Une adolescente blessée avec une arme volée

Calli Vanderra, une adolescente de 16 ans de Winnipeg, a reçu une balle dans la poitrine le 24 octobre dernier, alors qu'elle se trouvait dans une voiture garée avec des amis. L'adolescente a été hospitalisée pendant trois semaines pour traiter de graves blessures aux poumons et à la rate. L'arme utilisée par le tireur de 22 ans n'était pas quelconque : elle appartenait au sergent Chris McCuen de la GRC et lui avait été volée dans son véhicule de patrouille le soir même de la tentative de meurtre. 

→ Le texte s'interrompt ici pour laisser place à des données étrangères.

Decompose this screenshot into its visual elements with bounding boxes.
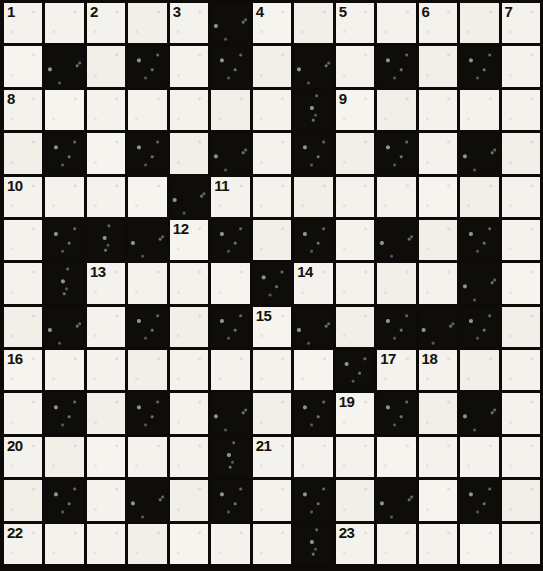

L'arme « semi-automatique et extrêmement dangereuse » avait été laissée sans surveillance sur la banquette arrière du véhicule du policier, indique la poursuite intentée par la famille de Calli Vanderra contre le sergent McCuen et la GRC, en février dernier. « L'arme a été laissée à un endroit visible, sur un siège, dans un véhicule stationné dans la rue. C'était tout sauf protégé. Le policier n'est pas censé laisser un fusil sur un siège. [...] Je suis persuadé de pouvoir prouver ça facilement devant la Cour », a affirmé à La Presse Robert L. Tapper, l'avocat de la famille. Il réclame une somme « substantielle » en dommages à la GRC.